In the past few months, the rise of respiratory illness related to the use of nicotine, THC, or CBD vaporizers has been surging in the U.S.
As of right now, there have been 3 deaths and an estimated 450 illnesses across 33 of 50 of the states in the U.S. A team of investigators at the University of Utah have identified a marker for vaping-related illness and have developed a testing protocol based on their findings that have pointed to the illness as a potential type of lipoid pneumonia.
Published on September 6 in the New England Journal of Medicine, these findings represent the first definitive marker that can be used to correlate the respiratory illnesses that are sweeping America.
People are going to their doctors with symptoms of chest pain, dry cough, shortness of breath, often accompanied with body aches, fevers, night sweats, and even nausea, vomiting, and abdominal pain. The basic treatment is supportive care which includes oxygen, and some of the more severe cases result in steroids, admittance to ICU, and even life support in the worst of the cases.
The CT scans of the patients indicate a serious pneumonia (either viral or bacterial), but the tests for both kinds of pneumonia have come back negative in these patients, leaving doctors puzzled. In six out of six cases seen recently at a hospital in Salt Lake City, Utah, all patients had cells in their lungs which contained a specific type of cell that was filled with fat. These were all patients who shared a common history of vaping and were all negative for the type of pneumonia for which they appeared to have the symptoms.

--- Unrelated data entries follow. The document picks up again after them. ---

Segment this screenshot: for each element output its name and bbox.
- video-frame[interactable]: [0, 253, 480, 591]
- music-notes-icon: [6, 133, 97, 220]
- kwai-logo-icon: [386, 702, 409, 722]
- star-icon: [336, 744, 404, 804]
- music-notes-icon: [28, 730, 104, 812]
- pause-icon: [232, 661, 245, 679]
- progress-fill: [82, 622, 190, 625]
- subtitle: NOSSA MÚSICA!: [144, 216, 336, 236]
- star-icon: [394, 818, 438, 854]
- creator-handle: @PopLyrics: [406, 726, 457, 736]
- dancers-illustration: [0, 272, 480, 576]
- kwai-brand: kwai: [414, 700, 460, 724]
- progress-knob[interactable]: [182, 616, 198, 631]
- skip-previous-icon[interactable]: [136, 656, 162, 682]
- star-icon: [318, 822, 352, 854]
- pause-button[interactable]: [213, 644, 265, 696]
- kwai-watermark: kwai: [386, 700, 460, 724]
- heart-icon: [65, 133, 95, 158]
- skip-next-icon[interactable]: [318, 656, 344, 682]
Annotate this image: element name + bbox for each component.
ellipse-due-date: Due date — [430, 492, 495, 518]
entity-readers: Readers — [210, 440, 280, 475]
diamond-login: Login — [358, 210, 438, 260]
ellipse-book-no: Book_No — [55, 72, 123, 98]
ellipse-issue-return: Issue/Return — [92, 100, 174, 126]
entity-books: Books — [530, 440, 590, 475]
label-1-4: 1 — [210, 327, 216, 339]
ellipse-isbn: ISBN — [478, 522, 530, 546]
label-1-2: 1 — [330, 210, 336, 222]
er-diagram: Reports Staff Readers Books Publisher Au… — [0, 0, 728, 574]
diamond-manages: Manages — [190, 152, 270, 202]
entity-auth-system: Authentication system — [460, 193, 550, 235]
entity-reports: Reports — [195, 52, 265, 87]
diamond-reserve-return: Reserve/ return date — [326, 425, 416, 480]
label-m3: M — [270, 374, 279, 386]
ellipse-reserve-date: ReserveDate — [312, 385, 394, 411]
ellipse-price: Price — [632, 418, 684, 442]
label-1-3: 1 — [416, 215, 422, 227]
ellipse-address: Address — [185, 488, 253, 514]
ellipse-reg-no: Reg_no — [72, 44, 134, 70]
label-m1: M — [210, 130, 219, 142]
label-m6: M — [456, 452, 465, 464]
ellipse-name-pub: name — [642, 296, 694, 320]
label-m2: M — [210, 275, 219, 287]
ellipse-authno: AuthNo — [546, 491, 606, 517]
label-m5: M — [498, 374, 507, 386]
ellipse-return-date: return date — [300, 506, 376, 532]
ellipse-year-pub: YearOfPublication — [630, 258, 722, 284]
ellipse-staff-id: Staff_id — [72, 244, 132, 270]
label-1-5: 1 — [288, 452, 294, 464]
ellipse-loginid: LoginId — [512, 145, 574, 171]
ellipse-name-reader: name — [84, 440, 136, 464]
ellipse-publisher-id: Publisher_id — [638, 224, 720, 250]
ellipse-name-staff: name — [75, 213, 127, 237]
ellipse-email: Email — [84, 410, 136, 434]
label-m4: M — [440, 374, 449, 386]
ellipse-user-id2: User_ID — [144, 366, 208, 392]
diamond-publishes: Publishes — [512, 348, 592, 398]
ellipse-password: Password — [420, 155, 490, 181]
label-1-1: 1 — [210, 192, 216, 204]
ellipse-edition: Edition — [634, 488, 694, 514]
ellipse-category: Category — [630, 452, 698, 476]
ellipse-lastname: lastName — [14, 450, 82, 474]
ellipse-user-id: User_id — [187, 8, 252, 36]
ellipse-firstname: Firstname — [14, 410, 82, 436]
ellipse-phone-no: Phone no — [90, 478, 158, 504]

The patients had a procedure in which fluid is purposefully introduced to the lungs and then removed for examination of the fluid and the cells it collected (a bronchoalveolar lavage). The scientists then stained the fluid and looked through a microscope and found very distinct cells called macrophages, which are immune system cells which clean up infection. These macrophages are commonly found, but the fact that they contained droplets of oily material (lipids) is not common at all.
These macrophages are called lipid-laden macrophages, and using this test, they have confirmed numerous cases of what they are now theoretically calling “lipoid pneumonia” and are linking directly with vaping use. Even though they have found the lipid-laden macrophages, the vaping symptoms and images still don’t exactly meet the criteria to be called lipoid pneumonia—lipoid pneumonia is usually seen in older patients and is associated with accidental exposure through inhaling oil-based laxatives. The x-ray presentation of lipoid pneumonia is also different than the type of images that they are seeing with vaping.
As of right now, more tests need to be created in order to diagnose the mysterious illness that is related to use of a vaporizer. It’s important to note that it’s not just affecting people using electronic cigarette or nicotine vaporizers but is being seen in cases of people vaporizing THC or CBD directly as well. These substances are usually carried in an oil suspension.
Until further notice, the CDC (Centers for Disease Control and Prevention) have issued an investigation which is asking the public to consider the current risks and not to use electronic cigarettes and vaporizers until further notice.
If you develop symptoms of chest pain, dry cough, difficulty breathing, shortness of breath, body aches, fever, etc. while you are using a vaporizer, the CDC urges you to seek out medical attention immediately.
- “Pulmonary Lipid-Laden Macrophages and Vaping.” N Engl J Med , vol. 381, 2019, pp. 1488–1489., doi:10.1056/NEJMc1912038.